My… delivery platform… consists of microservices that communicate with each other. They should have limited responsibilities and they should not grow too big. Each service should store its own data, really. Two different services should share data via their (public) APIs, never by using a shared storage.

I ended up with a separate Authentication Service (knowing about users and credentials) and Roles Service (knowing about roles/priviliges granted to a user). In hindsight perhaps this could, or should, have been just one service. On the other hand, if I want to store something like personal Settings/Preferences for each user, perhaps it is good that it does not go to a common single User service that grows more complex than necessary.

As you may know, there is another Microservice principle about each service being able to run in multiple instances and that (via Event Sourcing and CQRS) state is not immediately consistent, but eventually consistent. I normally outright break this principle saying that a single service has a single instance holding the single truth. I feel ok doing this since I know that each service is not too big, and can be optimized/rewritten if needed. I also feel ok doing this because I know I save a lot of complexity and my approach opens up for some nice optimizations (see below).

It is all about HTTP APIs
My microservices talk to each other over HTTP in the simplest possible way. The important thing is that your web applications, native (mobile) applications, external partners and IoT-devices use the same APIs.

I want it to be trivial to connect to a service using wget/curl, an Arduino, or any left behind environments my clients may be using. I also want any server platform to be capable of exposing APIs in a conforming way.

What I basically allow is:

http://host:port/ServiceName/Target/Action?token={token}&...your own parameters

Your service needs to have a name and it is in the URL. Target is something like Order or Customer.

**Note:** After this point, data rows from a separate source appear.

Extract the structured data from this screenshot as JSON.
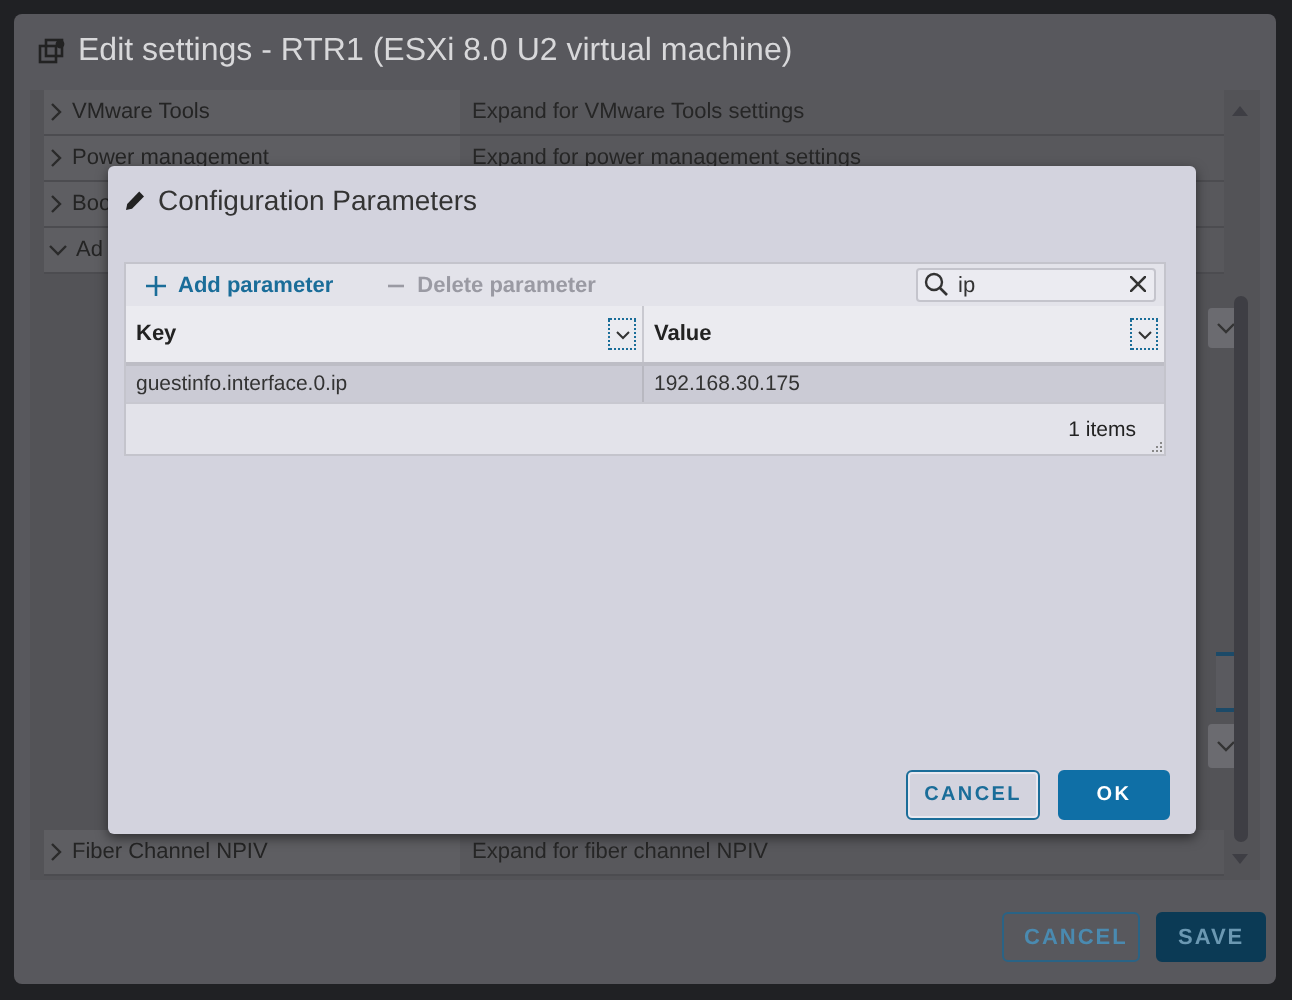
{
  "window": {
    "title": "Edit settings - RTR1 (ESXi 8.0 U2 virtual machine)"
  },
  "settings_rows": [
    {
      "label": "VMware Tools",
      "value": "Expand for VMware Tools settings",
      "expanded": false
    },
    {
      "label": "Power management",
      "value": "Expand for power management settings",
      "expanded": false
    },
    {
      "label": "Boo",
      "expanded": false
    },
    {
      "label": "Ad",
      "expanded": true
    },
    {
      "label": "Fiber Channel NPIV",
      "value": "Expand for fiber channel NPIV",
      "expanded": false
    }
  ],
  "footer_buttons": [
    {
      "label": "CANCEL",
      "kind": "outline"
    },
    {
      "label": "SAVE",
      "kind": "primary"
    }
  ],
  "modal": {
    "title": "Configuration Parameters",
    "toolbar": [
      {
        "label": "Add parameter",
        "kind": "add",
        "disabled": false
      },
      {
        "label": "Delete parameter",
        "kind": "delete",
        "disabled": true
      }
    ],
    "search": {
      "value": "ip"
    },
    "columns": [
      "Key",
      "Value"
    ],
    "rows": [
      {
        "key": "guestinfo.interface.0.ip",
        "value": "192.168.30.175",
        "selected": true
      }
    ],
    "footer": "1 items",
    "buttons": [
      {
        "label": "CANCEL",
        "kind": "outline"
      },
      {
        "label": "OK",
        "kind": "primary"
      }
    ]
  }
}
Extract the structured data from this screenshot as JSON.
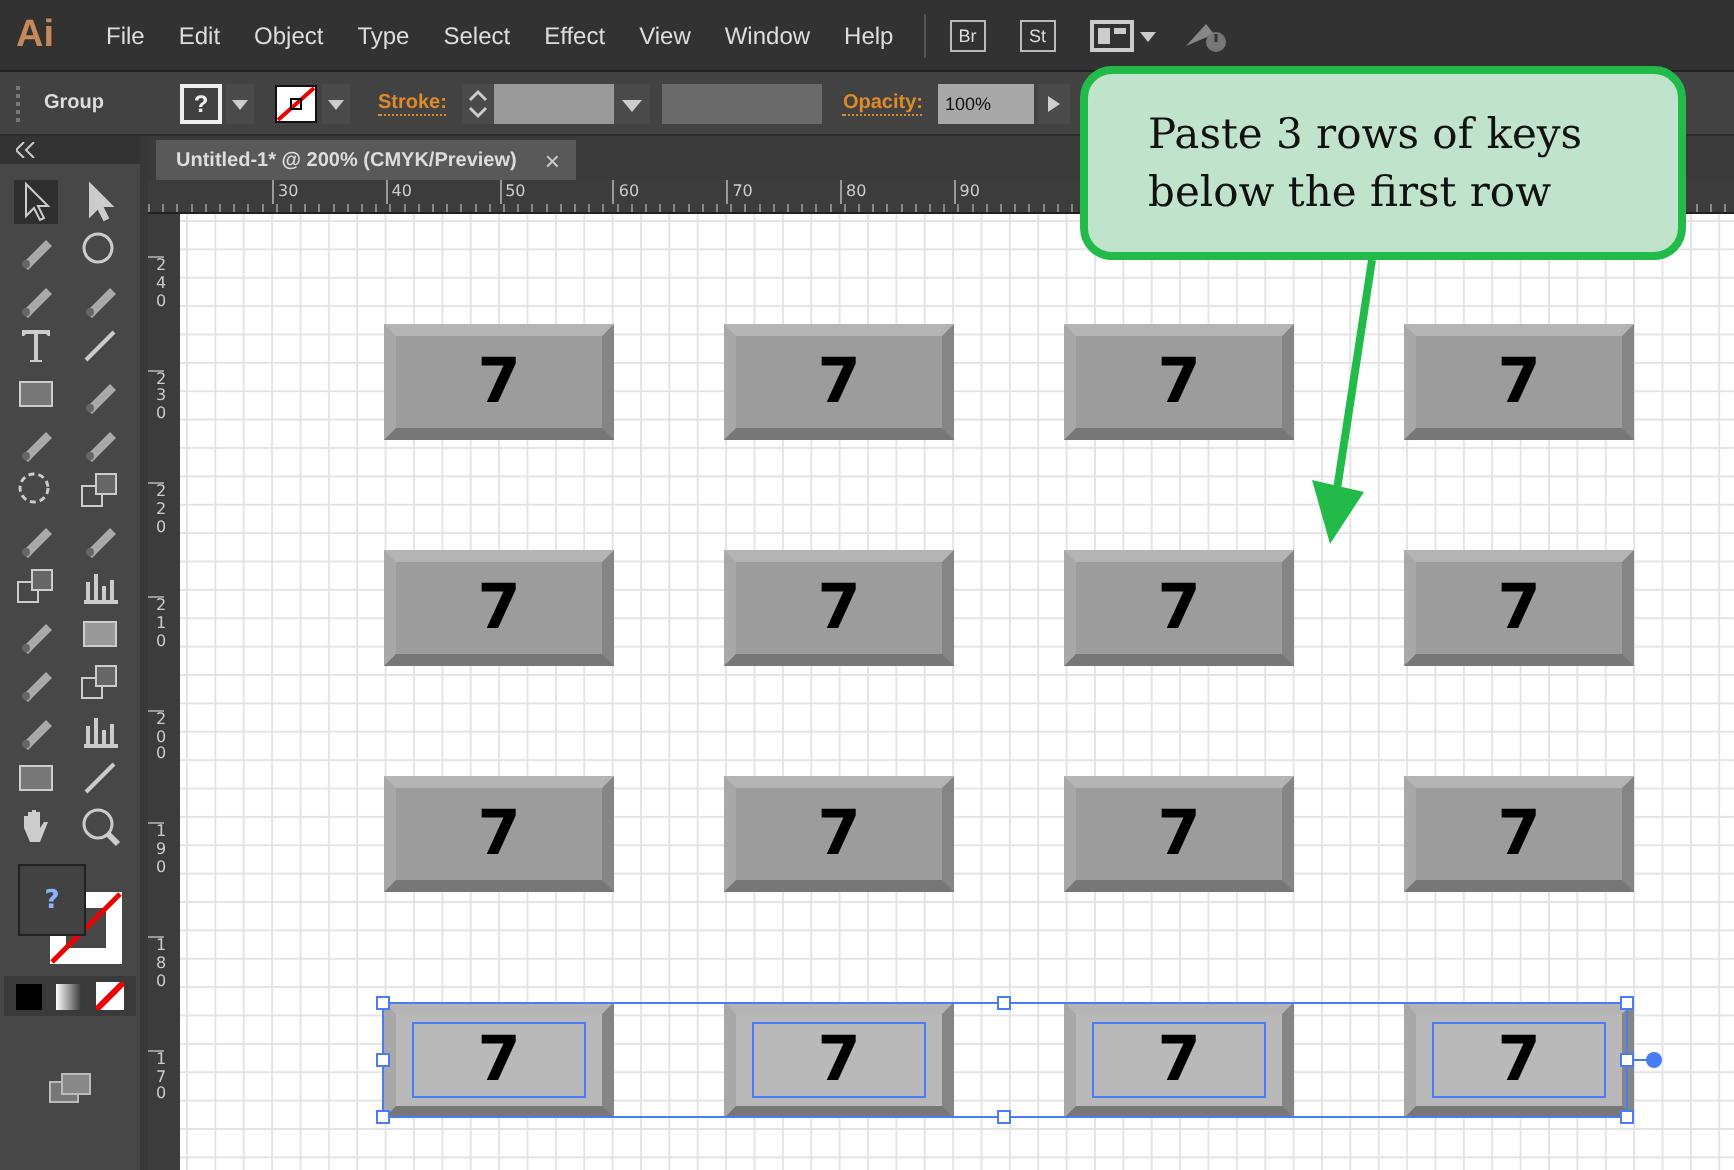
{
  "app_logo": "Ai",
  "menu": [
    "File",
    "Edit",
    "Object",
    "Type",
    "Select",
    "Effect",
    "View",
    "Window",
    "Help"
  ],
  "app_buttons": [
    "Br",
    "St"
  ],
  "control_bar": {
    "selection_label": "Group",
    "fill_swatch": "?",
    "stroke_label": "Stroke:",
    "opacity_label": "Opacity:",
    "opacity_value": "100%"
  },
  "document_tab": {
    "title": "Untitled-1* @ 200% (CMYK/Preview)",
    "close": "×",
    "selected": true
  },
  "ruler": {
    "horizontal": [
      "30",
      "40",
      "50",
      "60",
      "70",
      "80",
      "90"
    ],
    "vertical": [
      "240",
      "230",
      "220",
      "210",
      "200",
      "190",
      "180",
      "170"
    ]
  },
  "toolbar": {
    "fill_swatch": "?"
  },
  "key_rows": [
    {
      "selected": false,
      "keys": [
        "7",
        "7",
        "7",
        "7"
      ]
    },
    {
      "selected": false,
      "keys": [
        "7",
        "7",
        "7",
        "7"
      ]
    },
    {
      "selected": false,
      "keys": [
        "7",
        "7",
        "7",
        "7"
      ]
    },
    {
      "selected": true,
      "keys": [
        "7",
        "7",
        "7",
        "7"
      ]
    }
  ],
  "callout": {
    "text": "Paste 3 rows of keys below the first row"
  }
}
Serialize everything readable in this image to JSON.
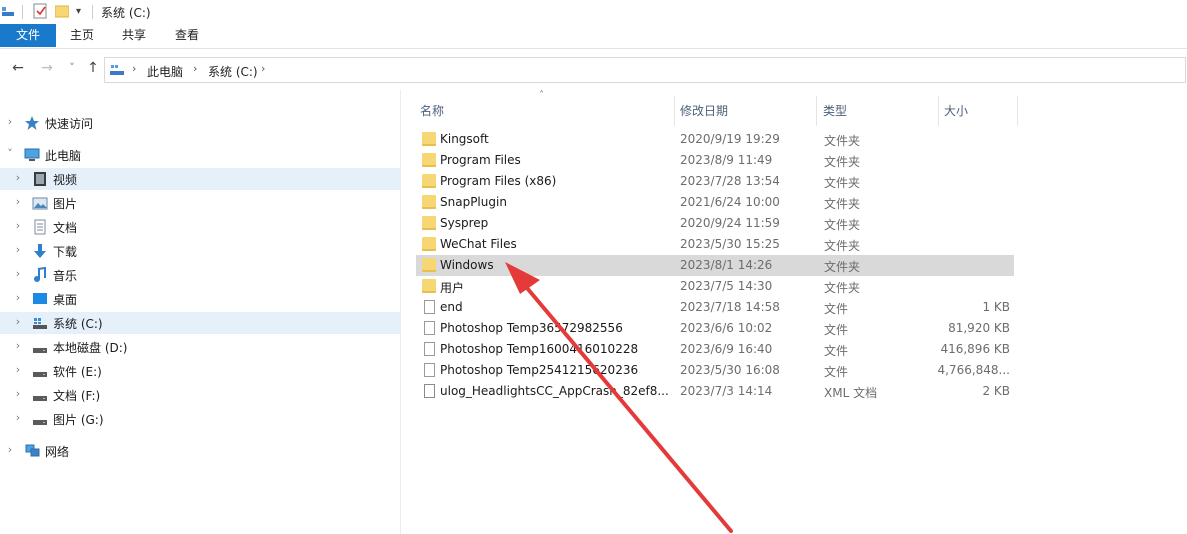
{
  "window": {
    "title": "系统 (C:)"
  },
  "ribbon": {
    "tabs": [
      "文件",
      "主页",
      "共享",
      "查看"
    ]
  },
  "address": {
    "crumbs": [
      "此电脑",
      "系统 (C:)"
    ],
    "nav": {
      "back": "←",
      "forward": "→",
      "recent": "˅",
      "up": "↑"
    }
  },
  "sidebar": {
    "items": [
      {
        "label": "快速访问",
        "icon": "star-icon",
        "expand": "›",
        "indent": 0
      },
      {
        "label": "此电脑",
        "icon": "computer-icon",
        "expand": "˅",
        "indent": 0
      },
      {
        "label": "视频",
        "icon": "video-folder-icon",
        "expand": "›",
        "indent": 1,
        "selected": true
      },
      {
        "label": "图片",
        "icon": "pictures-folder-icon",
        "expand": "›",
        "indent": 1
      },
      {
        "label": "文档",
        "icon": "documents-folder-icon",
        "expand": "›",
        "indent": 1
      },
      {
        "label": "下载",
        "icon": "download-icon",
        "expand": "›",
        "indent": 1
      },
      {
        "label": "音乐",
        "icon": "music-icon",
        "expand": "›",
        "indent": 1
      },
      {
        "label": "桌面",
        "icon": "desktop-icon",
        "expand": "›",
        "indent": 1
      },
      {
        "label": "系统 (C:)",
        "icon": "system-drive-icon",
        "expand": "›",
        "indent": 1,
        "selected": true
      },
      {
        "label": "本地磁盘 (D:)",
        "icon": "drive-icon",
        "expand": "›",
        "indent": 1
      },
      {
        "label": "软件 (E:)",
        "icon": "drive-icon",
        "expand": "›",
        "indent": 1
      },
      {
        "label": "文档 (F:)",
        "icon": "drive-icon",
        "expand": "›",
        "indent": 1
      },
      {
        "label": "图片 (G:)",
        "icon": "drive-icon",
        "expand": "›",
        "indent": 1
      },
      {
        "label": "网络",
        "icon": "network-icon",
        "expand": "›",
        "indent": 0
      }
    ]
  },
  "filelist": {
    "headers": {
      "name": "名称",
      "date": "修改日期",
      "type": "类型",
      "size": "大小",
      "sort": "˄"
    },
    "rows": [
      {
        "name": "Kingsoft",
        "date": "2020/9/19 19:29",
        "type": "文件夹",
        "size": "",
        "kind": "folder"
      },
      {
        "name": "Program Files",
        "date": "2023/8/9 11:49",
        "type": "文件夹",
        "size": "",
        "kind": "folder"
      },
      {
        "name": "Program Files (x86)",
        "date": "2023/7/28 13:54",
        "type": "文件夹",
        "size": "",
        "kind": "folder"
      },
      {
        "name": "SnapPlugin",
        "date": "2021/6/24 10:00",
        "type": "文件夹",
        "size": "",
        "kind": "folder"
      },
      {
        "name": "Sysprep",
        "date": "2020/9/24 11:59",
        "type": "文件夹",
        "size": "",
        "kind": "folder"
      },
      {
        "name": "WeChat Files",
        "date": "2023/5/30 15:25",
        "type": "文件夹",
        "size": "",
        "kind": "folder"
      },
      {
        "name": "Windows",
        "date": "2023/8/1 14:26",
        "type": "文件夹",
        "size": "",
        "kind": "folder",
        "highlight": true
      },
      {
        "name": "用户",
        "date": "2023/7/5 14:30",
        "type": "文件夹",
        "size": "",
        "kind": "folder"
      },
      {
        "name": "end",
        "date": "2023/7/18 14:58",
        "type": "文件",
        "size": "1 KB",
        "kind": "file"
      },
      {
        "name": "Photoshop Temp36​572982556",
        "date": "2023/6/6 10:02",
        "type": "文件",
        "size": "81,920 KB",
        "kind": "file"
      },
      {
        "name": "Photoshop Temp16004​16010228",
        "date": "2023/6/9 16:40",
        "type": "文件",
        "size": "416,896 KB",
        "kind": "file"
      },
      {
        "name": "Photoshop Temp254121​5​620236",
        "date": "2023/5/30 16:08",
        "type": "文件",
        "size": "4,766,848...",
        "kind": "file"
      },
      {
        "name": "ulog_HeadlightsCC_AppCrash_82ef8...",
        "date": "2023/7/3 14:14",
        "type": "XML 文档",
        "size": "2 KB",
        "kind": "xml"
      }
    ]
  },
  "annotation": {
    "arrow_color": "#e53a3a"
  }
}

Action is something like Update or Cancel. token is something you need to obtain from the Authentication Service before making any calls. You can have extra parameters, but for more data it is preferable to POST a JSON object.

I dont want any extra headers (for authentication, cookies or whatever) but I respect Content-Type and it should be correct. Absolutely no non-standard or proprietary headers.

I only use GET and POST. It just doesn’t get clear and obvious enough if you try to be smart with PUT and DELETE.

For things like encryption (HTTPS) and compression (gz) I rely on nginx.

Reference Implementation
The above principles constitute the Architecture of a number of services together making up a virtual application and service platform. As you can see you can build this with almost any technology stack that you want. That is the entire point!

  • You may want to make API calls from known and unknown devices and systems in the future
  • You may want some legacy system to be part of this virtual delivery platform
  • You may want to build some specific service with some very specific technology (like a .NET service talking to your Active Directory)
  • You may find a better technology choice in the future and migrate some of your services from current technology

But for most purposes you can build most services and applications using a few, simple, free and powerful tools. More important than the tools themselves are established standards (HTTP, HTML, JavaScript and CSS) and principles about simplicity and minimalism.

JSON and JavaScript
After working for years with integrations, web services (SOAP), XML, SQL databases and .NET I can say that the following type of technology stack i common:

  1. Web application is written in JavaScript, works with JSON
  2. Web application communicates with server using XML
  3. Server processes data using .NET/C#
  4. Data is persisted using SQL queries and a relational database

This means that a single business object (such as an Order) has data representations in SQL, C#, XML and JSON. This means that you have several mappings or transitions in both ways. You can also not reuse business logic written in SQL, C# or JavaScript in another layer of your application.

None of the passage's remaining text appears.